Nice Guy Eddie: I'd go over twelve percent for that.
excerpt from Quentin Tarantino's Reservoir Dogs
Tipping, who decides what line of business/service workers gets tips? Why tip a waitress but not the person working the register at McDonald's? Who set the rate of pay of a waitress/waiter at below minimum wage? What constitutes a tip? Good service? Small talk? Accuracy of the order? How do you tip if the server and service was good but the food was bad? Should you simply tip just because you know they make only between $2-3 an hour and rely on tips to pay their bill?

Although in the United States tipping is not mandatory but in some situations it is expected. Some restaurants that serve a large number of foreign customers, tourist areas (or for larger parties) may impose a mandatory gratuities since those customers may not be familiar with US tipping policies. But this must be clearly marked in the menus. Some pizza shops or like businesses may put a tip jar out near the register so if the customer feels they have received great service they can "reward" the workers with their change.
The following is considered the going rate for the following: For waiters at sit-down restaurants, 
bartenders, barbers/hairdressers/attendants at beauty salons, taxi drivers, tour guides, and food delivery people, the tip should be calculated as a percentage of your total bill as follows: 10% usually means you aren't totally happy, 15% usually means all was good, 20% for excellent, over 20% for outstanding. 15% and over is considered "normal".
(These recommendations are based on ones provided by the Emily Post Institute, an expert on etiquette in the US)
If you experience bad or unacceptable service it is customary to tip as low as 10%. If service is bad enough to deserve only 10%, it is a good idea to let the manager know. Also, placing 2 pennies side by side on top of bills neatly placed on the table lets the server know that it is intentionally low because of bad service. If the server in some way did such an awful job so that you do not wish to leave any tip at all, still leave the 2 pennies, so that they understand that you did not just forget to tip.

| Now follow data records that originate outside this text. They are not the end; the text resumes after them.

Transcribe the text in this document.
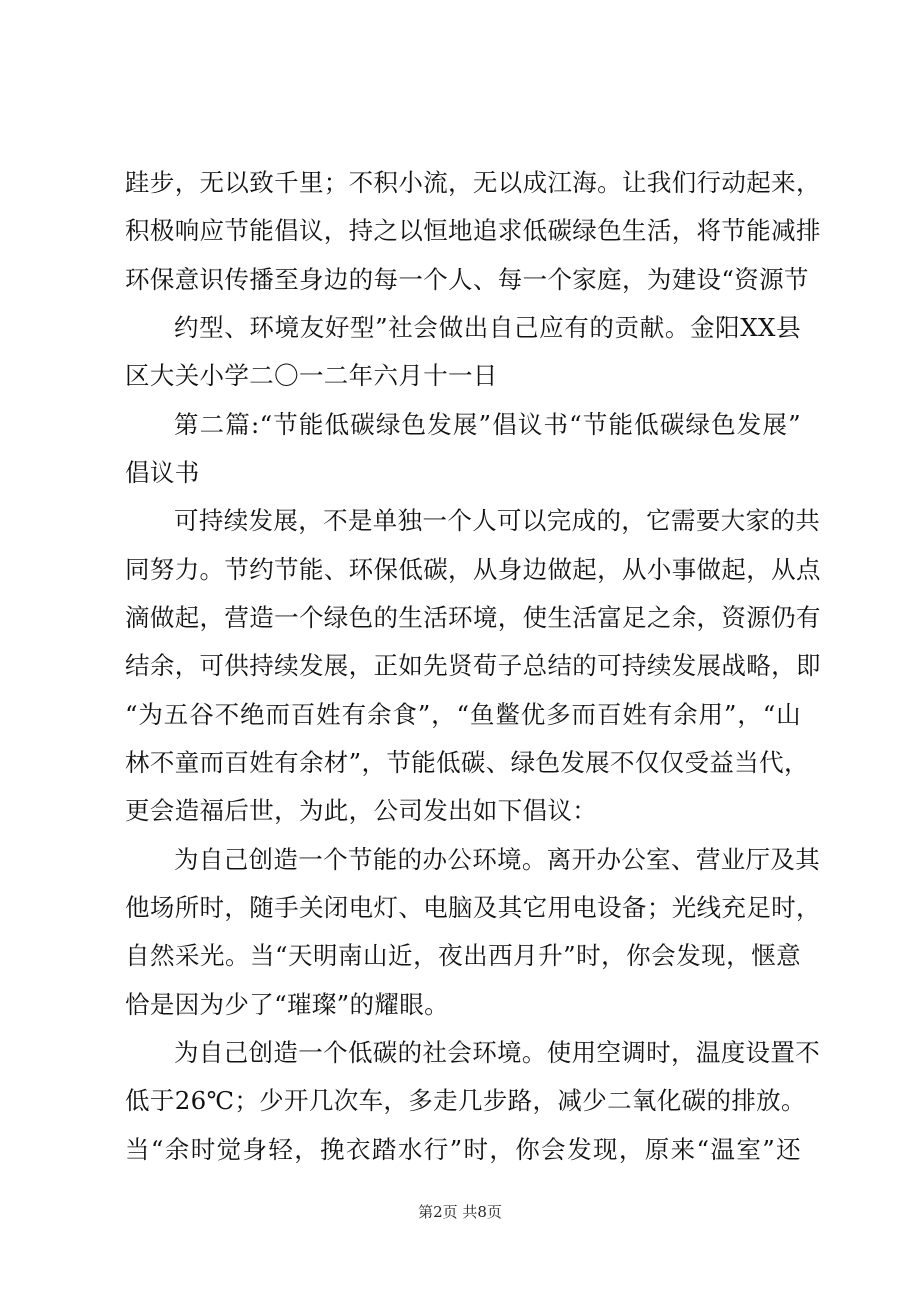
跬步，无以致千里；不积小流，无以成江海。让我们行动起来，
积极响应节能倡议，持之以恒地追求低碳绿色生活，将节能减排
环保意识传播至身边的每一个人、每一个家庭，为建设“资源节
约型、环境友好型”社会做出自己应有的贡献。金阳XX县
区大关小学二〇一二年六月十一日
第二篇:“节能低碳绿色发展”倡议书“节能低碳绿色发展”
倡议书
可持续发展，不是单独一个人可以完成的，它需要大家的共
同努力。节约节能、环保低碳，从身边做起，从小事做起，从点
滴做起，营造一个绿色的生活环境，使生活富足之余，资源仍有
结余，可供持续发展，正如先贤荀子总结的可持续发展战略，即
“为五谷不绝而百姓有余食”，“鱼鳖优多而百姓有余用”，“山
林不童而百姓有余材”，节能低碳、绿色发展不仅仅受益当代，
更会造福后世，为此，公司发出如下倡议：
为自己创造一个节能的办公环境。离开办公室、营业厅及其
他场所时，随手关闭电灯、电脑及其它用电设备；光线充足时，
自然采光。当“天明南山近，夜出西月升”时，你会发现，惬意
恰是因为少了“璀璨”的耀眼。
为自己创造一个低碳的社会环境。使用空调时，温度设置不
低于26℃；少开几次车，多走几步路，减少二氧化碳的排放。
当“余时觉身轻，挽衣踏水行”时，你会发现，原来“温室”还
第2页 共8页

But all in all if your server is doing their job, is pleasant and you can tell they are trying to assist you, by all means let that reflect in your tip. Although there can be a few people your food goes through to get to you and your table, if the food is not to your liking that may be the cooks fault, not your sever, do not take it out on them.
But one thing that I have learned from the various people that I know that work in the food industry: DO NOT MESS WITH PEOPLE THAT HANDLE YOUR FOOD.